Manifestement, on a fixé la durée de l'engagement à douze mois pour
exclure la résiliation du contrat pendant la période où elle pourrait
présenter de l'intérêt pour l'abonné (SCHMUCKI, p. 78 n. 3).

    Les intimées allèguent qu'avant d'acheter un téléviseur, bien des gens
désirent moins expérimenter la qualité technique d'une marque déterminée
qu'apprécier l'intérêt des programmes et les incidences de la présence
d'un appareil sur leur vie sociale et familiale. Une telle appréciation
exige assurément un certain temps. Mais la vente à l'essai s'y prête
parfaitement (SCHMUCKI, p. 35-37; STOFER, supplément, p. 62). L'examen
de l'acheteur peut en effet porter aussi bien sur les éléments indiqués
dans la réponse au pourvoi que sur la qualité du téléviseur. Cette espèce
de vente n'expose pas le vendeur àplus de risques que la location vente
puisque, tant que la chose n'est pas agréée, il en reste propriétaire,
même si elle est passée en la possession de l'acheteur (art. 223 al. 2 CO).

    De ce qui précède, il suit que le contrat d'abonnement élaboré et
utilisé par les intimées vise les mêmes buts économiques qu'une vente
par acomptes et qu'il tend à éluder les dispositions protectrices des
art. 226 a à 1 CO.

    En ne considérant un contrat de location comme vente par acomptes
que lorsque le locataire a déjà versé, au moment où la résiliation est
possible, l'entier ou la majeure partie du prix de vente, le Tribunal
d'accusation restreint à l'excès la portée de l'art. 226 m al. 1 CO. A
son avis, quand un locataire peut se départir du contrat, après un usage
d'une année, en ayant payé une somme inférieure au tiers du prix de vente
de l'objet loué, son droit de résiliation n'est pas purement théorique
et dénué d'intérêt.
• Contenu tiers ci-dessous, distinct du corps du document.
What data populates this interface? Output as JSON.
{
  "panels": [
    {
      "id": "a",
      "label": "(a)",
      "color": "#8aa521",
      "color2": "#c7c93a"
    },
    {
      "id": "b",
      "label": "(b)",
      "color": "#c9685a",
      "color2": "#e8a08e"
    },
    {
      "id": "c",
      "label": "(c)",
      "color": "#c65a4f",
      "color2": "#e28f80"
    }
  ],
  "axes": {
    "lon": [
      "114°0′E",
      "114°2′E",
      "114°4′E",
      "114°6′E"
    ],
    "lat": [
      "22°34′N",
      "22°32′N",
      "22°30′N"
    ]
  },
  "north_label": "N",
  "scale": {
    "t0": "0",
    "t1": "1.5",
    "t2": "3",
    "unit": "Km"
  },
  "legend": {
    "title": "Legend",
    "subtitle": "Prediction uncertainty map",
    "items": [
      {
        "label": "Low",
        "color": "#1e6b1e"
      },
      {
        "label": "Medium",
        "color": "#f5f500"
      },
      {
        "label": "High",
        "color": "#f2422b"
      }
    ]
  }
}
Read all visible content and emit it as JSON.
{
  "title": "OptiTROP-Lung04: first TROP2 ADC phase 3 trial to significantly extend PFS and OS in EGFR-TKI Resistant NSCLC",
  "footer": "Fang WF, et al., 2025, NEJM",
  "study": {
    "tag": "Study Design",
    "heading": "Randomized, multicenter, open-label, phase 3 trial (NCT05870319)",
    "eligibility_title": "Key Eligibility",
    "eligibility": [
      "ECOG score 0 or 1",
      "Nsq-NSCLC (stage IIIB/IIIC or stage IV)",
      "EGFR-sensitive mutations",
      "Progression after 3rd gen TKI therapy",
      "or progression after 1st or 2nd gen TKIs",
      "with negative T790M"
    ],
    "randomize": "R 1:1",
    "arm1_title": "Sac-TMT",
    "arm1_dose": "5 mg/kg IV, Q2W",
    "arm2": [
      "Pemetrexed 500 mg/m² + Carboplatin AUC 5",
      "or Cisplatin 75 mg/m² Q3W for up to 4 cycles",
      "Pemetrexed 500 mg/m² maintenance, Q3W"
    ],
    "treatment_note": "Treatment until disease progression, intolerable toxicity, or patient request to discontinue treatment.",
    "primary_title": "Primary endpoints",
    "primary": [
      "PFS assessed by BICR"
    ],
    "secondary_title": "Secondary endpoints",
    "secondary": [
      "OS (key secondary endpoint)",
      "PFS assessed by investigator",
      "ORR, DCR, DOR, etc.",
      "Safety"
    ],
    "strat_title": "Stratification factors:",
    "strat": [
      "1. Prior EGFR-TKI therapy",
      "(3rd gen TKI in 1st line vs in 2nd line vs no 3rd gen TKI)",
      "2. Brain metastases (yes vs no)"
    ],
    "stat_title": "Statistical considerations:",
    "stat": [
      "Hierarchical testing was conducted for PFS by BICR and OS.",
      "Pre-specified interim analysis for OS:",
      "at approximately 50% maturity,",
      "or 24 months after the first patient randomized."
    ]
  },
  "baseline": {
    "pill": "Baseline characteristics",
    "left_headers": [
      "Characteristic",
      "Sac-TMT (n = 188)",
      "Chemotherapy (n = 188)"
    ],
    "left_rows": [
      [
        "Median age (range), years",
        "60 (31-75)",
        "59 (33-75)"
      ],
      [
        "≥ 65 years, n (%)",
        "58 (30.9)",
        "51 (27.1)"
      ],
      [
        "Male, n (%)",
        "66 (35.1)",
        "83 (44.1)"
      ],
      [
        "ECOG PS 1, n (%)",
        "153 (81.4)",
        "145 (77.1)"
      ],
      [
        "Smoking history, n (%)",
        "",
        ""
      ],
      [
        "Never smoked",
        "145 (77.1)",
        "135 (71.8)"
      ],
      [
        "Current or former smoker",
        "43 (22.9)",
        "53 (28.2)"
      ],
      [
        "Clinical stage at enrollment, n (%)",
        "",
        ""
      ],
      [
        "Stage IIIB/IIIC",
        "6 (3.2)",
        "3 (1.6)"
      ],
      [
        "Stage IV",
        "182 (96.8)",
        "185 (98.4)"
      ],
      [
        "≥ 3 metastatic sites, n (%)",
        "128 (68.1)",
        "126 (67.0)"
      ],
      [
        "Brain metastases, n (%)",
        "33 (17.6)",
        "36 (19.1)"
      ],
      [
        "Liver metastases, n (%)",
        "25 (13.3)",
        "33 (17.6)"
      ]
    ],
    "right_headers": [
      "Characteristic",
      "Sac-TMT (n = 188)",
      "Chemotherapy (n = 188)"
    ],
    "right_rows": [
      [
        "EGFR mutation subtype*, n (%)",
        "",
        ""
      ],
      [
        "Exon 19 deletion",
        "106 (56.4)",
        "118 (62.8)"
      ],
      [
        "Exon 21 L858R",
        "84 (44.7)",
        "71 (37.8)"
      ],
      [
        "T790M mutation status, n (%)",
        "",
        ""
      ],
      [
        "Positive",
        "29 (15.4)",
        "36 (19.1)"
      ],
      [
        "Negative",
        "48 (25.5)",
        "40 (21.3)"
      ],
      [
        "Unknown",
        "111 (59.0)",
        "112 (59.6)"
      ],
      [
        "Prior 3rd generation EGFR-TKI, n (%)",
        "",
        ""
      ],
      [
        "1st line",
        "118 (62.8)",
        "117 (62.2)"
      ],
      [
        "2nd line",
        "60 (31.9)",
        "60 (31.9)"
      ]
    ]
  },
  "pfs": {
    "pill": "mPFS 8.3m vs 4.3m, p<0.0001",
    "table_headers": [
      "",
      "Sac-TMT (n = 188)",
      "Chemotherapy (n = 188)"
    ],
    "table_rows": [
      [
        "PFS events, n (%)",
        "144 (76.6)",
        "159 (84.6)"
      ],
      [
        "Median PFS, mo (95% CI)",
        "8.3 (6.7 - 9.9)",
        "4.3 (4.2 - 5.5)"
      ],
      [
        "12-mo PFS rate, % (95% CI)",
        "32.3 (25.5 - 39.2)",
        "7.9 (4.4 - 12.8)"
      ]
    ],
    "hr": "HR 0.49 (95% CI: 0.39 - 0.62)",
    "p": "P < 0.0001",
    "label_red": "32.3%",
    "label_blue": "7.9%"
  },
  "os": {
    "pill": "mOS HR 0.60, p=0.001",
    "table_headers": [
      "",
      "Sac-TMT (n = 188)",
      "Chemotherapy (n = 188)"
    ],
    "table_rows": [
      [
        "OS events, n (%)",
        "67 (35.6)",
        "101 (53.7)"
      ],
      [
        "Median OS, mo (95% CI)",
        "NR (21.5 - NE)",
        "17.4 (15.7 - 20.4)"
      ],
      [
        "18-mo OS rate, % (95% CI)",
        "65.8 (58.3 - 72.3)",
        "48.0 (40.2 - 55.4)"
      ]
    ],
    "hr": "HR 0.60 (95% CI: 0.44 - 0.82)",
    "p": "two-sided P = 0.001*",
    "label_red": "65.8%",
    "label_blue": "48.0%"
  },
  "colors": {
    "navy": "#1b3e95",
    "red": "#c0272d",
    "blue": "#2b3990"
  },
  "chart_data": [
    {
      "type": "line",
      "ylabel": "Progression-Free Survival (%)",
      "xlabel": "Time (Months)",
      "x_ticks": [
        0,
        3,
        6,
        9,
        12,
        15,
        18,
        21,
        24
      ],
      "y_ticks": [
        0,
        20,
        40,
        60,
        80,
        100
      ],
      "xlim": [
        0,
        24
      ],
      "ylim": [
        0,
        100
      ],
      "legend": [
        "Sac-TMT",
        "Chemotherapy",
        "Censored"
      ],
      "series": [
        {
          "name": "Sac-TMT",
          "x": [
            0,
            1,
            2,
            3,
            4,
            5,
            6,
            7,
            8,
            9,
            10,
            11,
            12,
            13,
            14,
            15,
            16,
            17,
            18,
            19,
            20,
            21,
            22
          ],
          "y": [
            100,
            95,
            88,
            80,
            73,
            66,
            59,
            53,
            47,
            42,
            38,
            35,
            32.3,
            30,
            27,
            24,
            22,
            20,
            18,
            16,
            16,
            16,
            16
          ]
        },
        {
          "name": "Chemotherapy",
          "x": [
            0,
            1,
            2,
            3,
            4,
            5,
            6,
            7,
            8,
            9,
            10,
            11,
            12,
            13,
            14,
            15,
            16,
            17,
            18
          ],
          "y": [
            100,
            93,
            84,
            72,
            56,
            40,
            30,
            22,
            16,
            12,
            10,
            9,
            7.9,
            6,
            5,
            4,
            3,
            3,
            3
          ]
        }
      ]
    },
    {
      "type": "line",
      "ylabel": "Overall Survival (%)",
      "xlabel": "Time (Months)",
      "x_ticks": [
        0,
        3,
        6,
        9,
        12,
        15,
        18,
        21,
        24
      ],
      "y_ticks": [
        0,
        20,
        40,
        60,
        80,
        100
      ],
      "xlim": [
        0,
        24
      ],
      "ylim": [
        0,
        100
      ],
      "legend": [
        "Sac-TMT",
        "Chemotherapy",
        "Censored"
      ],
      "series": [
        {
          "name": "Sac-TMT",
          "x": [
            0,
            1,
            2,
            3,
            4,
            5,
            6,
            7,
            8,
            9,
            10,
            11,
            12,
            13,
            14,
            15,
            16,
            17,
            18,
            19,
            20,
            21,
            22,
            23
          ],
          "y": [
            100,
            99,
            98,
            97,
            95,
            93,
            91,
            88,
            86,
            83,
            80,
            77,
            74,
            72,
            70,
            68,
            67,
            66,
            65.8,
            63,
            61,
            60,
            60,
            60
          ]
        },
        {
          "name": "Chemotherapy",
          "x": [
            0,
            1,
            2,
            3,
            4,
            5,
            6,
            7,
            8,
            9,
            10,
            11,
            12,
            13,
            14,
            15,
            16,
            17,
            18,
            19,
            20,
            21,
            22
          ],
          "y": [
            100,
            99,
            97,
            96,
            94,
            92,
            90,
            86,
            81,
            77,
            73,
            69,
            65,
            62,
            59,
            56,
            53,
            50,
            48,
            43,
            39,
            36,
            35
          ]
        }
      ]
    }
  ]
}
Il n'est pas nécessaire d'examiner cette hypothèse,
puisque, en l'occurrence, les douze premières mensualités dépassent le
tiers du prix de vente.

Erwägung 5

    5.- Il s'ensuit que, contrairement à l'opinion des premiers juges,
on est en présence d'annonces en matière de ventes par acomptes. Les
juridictions vaudoises n'ont pas recherché si les autres éléments
de l'infraction définie à l'art. 13 litt. h LCD étaient réunis. Il
n'appartient pas à la cour de céans d'anticiper cet examen. Il lui suffit
de constater que, tel qu'il est motivé, l'arrêt entrepris viole le droit
fédéral.

Entscheid:

Par ces motifs, la Cour de cassation pénale:

    Admet les pourvois, annule l'arrêt attaqué et renvoie la cause à
l'autorité cantonale pour nouvelle décision.